Letter sent to MPs over ‘derisory’ British Steel compensation

Hannah Godfrey reports...

A letter has been sent to members of parliament (MPs) concerning the amount of compensation offered to steelworkers caught up in the British Steel pension transfer saga.

Founding member of CHIVE, a pro bono group that was set up to help the steelworkers, and IFA Alastair Rush has written to Work and Pensions Committee chair Frank Field, and Welsh constituency Labour MPs Nick Smith and Steven Kinnock.

The letter, seen by RP’s sister title Professional Adviser, claimed that the methodology being used by the Financial Services Compensation Scheme (FSCS) to calculate the steelworkers’ compensation disadvantages them in several ways, leaving them inadequately compensated.

Rush’s letter to the MPs said: “The perversity of [the situation] beggars belief. [The steelworkers] were nobbled by the system when they took advice, and now the system is nobbling at them, and suggesting some need not be compensated at all, after it accepted they were ripped off.”

Rush is hoping for an audience with the MPs in Westminster to talk through the situation and discuss a way forward.

He added: “I have a delegation of a few dozen who wish to make the trip, and I know that the media is interested in covering it. It’s a shocking thing indeed if we let the victims of the biggest pension tip off story fade into obscurity, having only half helped them. My diary stands ready to accommodate you all.”

Clarke Willmott solicitor Philippa Hann, who is representing the steelworkers, said the the main areas of concern relate to the estimated fee costs, the FSCS’s take on the value of the pot, and the discount rate used by the FSCS to calculate compensation being incorrect.
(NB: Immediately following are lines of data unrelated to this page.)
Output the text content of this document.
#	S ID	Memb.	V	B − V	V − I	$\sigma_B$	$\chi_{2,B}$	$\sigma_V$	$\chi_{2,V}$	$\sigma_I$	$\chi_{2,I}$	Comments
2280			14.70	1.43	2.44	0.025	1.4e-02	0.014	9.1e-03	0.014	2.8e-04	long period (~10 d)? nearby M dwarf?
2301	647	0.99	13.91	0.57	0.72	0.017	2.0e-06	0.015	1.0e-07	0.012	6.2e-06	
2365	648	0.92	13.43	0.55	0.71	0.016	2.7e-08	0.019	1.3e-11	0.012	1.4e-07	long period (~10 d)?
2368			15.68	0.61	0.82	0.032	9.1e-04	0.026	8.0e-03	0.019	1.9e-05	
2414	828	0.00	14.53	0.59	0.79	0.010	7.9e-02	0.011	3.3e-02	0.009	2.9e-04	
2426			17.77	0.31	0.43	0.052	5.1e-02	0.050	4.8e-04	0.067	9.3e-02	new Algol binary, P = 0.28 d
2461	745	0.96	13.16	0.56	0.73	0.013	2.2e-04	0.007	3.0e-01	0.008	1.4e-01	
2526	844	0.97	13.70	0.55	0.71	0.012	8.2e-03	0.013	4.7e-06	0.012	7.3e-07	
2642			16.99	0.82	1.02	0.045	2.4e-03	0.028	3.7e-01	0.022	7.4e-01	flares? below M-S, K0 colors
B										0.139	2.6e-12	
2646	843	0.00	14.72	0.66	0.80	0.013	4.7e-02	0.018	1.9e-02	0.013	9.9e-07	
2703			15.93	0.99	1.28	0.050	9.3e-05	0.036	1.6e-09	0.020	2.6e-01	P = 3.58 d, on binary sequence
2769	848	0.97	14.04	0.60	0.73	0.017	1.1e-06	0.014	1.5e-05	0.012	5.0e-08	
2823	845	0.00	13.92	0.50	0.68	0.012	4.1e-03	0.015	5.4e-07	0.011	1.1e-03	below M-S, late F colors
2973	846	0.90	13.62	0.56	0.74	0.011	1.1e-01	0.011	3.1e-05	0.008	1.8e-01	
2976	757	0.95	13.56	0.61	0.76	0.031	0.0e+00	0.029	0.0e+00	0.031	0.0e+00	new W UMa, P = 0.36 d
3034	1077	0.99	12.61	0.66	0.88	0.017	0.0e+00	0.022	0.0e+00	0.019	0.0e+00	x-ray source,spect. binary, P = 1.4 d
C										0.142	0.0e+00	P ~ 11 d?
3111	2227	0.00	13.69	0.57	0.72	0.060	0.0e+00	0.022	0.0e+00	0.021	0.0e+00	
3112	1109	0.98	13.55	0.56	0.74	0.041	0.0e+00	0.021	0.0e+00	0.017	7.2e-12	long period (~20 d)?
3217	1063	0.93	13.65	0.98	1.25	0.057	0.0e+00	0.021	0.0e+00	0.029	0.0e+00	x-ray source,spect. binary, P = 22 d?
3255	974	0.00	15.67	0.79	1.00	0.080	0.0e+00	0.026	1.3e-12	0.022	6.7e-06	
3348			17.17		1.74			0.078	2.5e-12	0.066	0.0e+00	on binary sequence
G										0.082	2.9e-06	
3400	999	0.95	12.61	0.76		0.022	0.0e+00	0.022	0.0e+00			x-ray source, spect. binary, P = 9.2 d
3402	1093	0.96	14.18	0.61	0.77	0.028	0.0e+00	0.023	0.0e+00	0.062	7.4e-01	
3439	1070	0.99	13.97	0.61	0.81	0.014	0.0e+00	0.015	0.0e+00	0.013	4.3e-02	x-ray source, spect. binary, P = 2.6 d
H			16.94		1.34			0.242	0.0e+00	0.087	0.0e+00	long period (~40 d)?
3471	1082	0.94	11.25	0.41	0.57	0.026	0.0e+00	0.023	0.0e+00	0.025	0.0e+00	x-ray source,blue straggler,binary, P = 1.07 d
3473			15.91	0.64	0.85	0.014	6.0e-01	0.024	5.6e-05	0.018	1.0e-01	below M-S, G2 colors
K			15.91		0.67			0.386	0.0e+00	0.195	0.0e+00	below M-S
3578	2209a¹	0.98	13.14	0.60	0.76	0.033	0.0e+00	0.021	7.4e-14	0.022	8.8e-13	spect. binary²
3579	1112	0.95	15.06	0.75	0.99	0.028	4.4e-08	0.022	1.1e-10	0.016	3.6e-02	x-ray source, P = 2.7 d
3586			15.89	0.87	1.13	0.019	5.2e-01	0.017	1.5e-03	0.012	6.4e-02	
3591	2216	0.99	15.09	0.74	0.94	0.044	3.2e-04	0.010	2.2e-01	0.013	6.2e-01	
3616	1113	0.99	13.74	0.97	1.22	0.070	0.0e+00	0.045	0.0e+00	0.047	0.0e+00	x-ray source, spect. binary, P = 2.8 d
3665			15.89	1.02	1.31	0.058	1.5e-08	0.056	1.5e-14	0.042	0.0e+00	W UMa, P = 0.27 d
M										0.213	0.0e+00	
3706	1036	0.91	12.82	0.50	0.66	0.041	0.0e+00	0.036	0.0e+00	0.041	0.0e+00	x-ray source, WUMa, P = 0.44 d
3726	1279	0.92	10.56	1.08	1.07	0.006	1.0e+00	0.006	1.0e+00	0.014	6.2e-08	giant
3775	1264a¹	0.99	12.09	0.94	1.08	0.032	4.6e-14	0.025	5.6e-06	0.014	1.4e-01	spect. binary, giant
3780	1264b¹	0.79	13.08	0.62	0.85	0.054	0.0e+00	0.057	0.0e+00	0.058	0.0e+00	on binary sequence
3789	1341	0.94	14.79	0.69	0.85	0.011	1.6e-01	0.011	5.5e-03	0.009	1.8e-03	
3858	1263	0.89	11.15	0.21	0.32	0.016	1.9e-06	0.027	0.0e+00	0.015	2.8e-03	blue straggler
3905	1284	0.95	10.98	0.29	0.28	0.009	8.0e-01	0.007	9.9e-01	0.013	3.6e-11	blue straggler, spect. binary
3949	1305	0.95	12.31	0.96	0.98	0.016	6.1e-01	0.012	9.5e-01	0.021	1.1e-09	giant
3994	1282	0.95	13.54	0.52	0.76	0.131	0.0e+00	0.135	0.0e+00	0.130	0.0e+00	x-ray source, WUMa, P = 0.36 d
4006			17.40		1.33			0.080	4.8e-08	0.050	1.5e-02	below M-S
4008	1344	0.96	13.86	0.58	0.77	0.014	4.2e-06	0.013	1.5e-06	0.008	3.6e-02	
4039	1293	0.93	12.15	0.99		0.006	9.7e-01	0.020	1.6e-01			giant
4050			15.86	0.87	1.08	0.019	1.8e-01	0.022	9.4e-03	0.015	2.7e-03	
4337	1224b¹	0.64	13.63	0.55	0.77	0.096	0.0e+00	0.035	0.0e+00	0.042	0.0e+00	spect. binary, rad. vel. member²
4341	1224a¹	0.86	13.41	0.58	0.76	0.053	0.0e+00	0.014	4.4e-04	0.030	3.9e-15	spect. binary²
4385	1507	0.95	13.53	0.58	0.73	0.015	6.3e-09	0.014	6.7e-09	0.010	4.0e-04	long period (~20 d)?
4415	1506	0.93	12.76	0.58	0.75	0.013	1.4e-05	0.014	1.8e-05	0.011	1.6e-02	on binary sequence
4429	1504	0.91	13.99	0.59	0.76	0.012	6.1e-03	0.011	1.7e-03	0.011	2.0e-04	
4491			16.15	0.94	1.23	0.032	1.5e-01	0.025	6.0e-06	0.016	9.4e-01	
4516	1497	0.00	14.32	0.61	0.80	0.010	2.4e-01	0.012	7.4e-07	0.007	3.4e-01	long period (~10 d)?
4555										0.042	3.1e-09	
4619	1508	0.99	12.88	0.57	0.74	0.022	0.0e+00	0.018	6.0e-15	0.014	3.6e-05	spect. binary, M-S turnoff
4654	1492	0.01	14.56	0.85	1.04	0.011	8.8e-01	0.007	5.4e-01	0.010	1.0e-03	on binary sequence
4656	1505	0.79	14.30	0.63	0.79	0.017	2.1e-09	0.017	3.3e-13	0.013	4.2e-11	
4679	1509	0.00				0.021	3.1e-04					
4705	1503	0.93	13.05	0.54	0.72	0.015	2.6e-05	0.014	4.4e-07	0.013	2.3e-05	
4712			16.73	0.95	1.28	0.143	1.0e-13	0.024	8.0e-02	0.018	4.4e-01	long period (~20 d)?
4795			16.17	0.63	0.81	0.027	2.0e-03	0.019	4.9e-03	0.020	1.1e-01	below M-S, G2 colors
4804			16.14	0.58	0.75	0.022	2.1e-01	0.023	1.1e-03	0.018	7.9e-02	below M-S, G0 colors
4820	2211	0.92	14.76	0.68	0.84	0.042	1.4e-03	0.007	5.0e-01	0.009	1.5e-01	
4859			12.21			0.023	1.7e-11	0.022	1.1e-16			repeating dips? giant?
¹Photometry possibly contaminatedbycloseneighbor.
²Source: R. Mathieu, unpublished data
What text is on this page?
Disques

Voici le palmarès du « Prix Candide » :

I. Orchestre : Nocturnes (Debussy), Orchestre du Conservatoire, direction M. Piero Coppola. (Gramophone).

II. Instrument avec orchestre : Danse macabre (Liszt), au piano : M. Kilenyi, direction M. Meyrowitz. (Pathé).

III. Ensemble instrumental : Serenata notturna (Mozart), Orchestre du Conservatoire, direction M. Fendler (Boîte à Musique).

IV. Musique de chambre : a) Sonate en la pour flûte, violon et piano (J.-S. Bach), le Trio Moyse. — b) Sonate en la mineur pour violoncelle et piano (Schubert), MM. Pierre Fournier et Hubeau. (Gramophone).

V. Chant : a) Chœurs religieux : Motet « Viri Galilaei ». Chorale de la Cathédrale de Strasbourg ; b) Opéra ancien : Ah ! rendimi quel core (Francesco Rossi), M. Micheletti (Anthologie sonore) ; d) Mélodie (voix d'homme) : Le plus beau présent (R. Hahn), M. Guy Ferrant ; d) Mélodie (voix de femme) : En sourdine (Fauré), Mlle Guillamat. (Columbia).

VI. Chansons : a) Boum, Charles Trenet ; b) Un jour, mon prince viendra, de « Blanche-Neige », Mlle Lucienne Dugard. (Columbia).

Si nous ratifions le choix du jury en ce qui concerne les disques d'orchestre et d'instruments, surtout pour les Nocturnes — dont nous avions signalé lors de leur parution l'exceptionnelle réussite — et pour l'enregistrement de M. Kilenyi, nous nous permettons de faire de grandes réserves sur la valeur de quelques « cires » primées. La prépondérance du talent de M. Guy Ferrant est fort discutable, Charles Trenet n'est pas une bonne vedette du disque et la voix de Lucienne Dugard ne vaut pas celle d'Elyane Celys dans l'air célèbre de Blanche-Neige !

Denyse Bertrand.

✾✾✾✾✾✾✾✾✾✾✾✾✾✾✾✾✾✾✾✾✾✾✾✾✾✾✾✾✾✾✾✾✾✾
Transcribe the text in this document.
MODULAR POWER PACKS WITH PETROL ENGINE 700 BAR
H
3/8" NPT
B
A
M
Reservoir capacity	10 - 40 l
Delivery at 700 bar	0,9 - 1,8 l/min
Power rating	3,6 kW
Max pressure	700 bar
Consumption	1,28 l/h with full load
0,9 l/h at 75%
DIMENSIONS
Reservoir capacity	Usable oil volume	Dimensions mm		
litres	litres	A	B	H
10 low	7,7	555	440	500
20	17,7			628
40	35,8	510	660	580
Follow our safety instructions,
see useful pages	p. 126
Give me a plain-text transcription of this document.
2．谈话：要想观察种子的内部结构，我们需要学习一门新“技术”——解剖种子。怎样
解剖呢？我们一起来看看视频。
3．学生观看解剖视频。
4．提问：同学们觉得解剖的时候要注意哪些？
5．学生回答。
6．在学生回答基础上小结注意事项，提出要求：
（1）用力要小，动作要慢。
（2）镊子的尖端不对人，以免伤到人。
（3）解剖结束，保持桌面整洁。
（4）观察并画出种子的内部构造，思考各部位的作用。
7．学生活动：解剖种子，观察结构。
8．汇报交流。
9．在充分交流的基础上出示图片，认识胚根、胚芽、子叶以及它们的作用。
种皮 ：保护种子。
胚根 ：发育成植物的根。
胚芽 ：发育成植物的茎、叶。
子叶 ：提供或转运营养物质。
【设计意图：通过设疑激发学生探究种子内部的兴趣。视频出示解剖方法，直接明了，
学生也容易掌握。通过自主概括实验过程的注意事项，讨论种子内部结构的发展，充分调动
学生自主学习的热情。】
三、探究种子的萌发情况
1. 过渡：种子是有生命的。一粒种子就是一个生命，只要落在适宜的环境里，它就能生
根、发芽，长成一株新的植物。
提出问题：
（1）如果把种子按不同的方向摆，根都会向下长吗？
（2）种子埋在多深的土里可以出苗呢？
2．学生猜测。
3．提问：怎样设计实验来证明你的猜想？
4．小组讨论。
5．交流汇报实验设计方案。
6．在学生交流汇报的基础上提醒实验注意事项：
Hann explained: “The allowance given for fees is inadequate as most of the clients are paying significantly more than that, the discount rate requires them to take risks in circumstances where we are saying they should never have been asked to take any market risk.”

Hann also said the FSCS is calculating compensation based on a particular date, rather than the pension transfer value, and since that date the market has dipped. As a result, the value of some of the pensions are now worth less than they were on that date, with one steelworker’s pension valued at some £25,000 less.

“This just shows how unfair it can be to put all the risks on the shoulders of the steelworkers,” she continued. “The assumed return, plus the low level of fees that has been assumed, means some of them are being told they are in a better position now than they would have been had they stayed in British Steel Pension Scheme 2. They are not being properly compensated.”

The FSCS has been contacted for comment.

The plight of the steelworkers

In April, the steelworkers who transferred their defined benefit pensions with Active Wealth UK, the since-liquidated advice firm at the centre of the British Steel saga, took the first steps towards instigating legal proceedings against “all parties involved in the process”.

Active Wealth UK worked with unregulated introducer firm Celtic Wealth Management, which received accusations of giving unregulated advice to some British Steel workers.

Earlier this year the steelworkers told Professional Adviser details of the various plights they were now facing. Some said they were told to fill in a risk questionnaire only at the end of the process to “keep the FCA happy”, while others were told it was a “no-brainer” to leave their defined benefit pension scheme.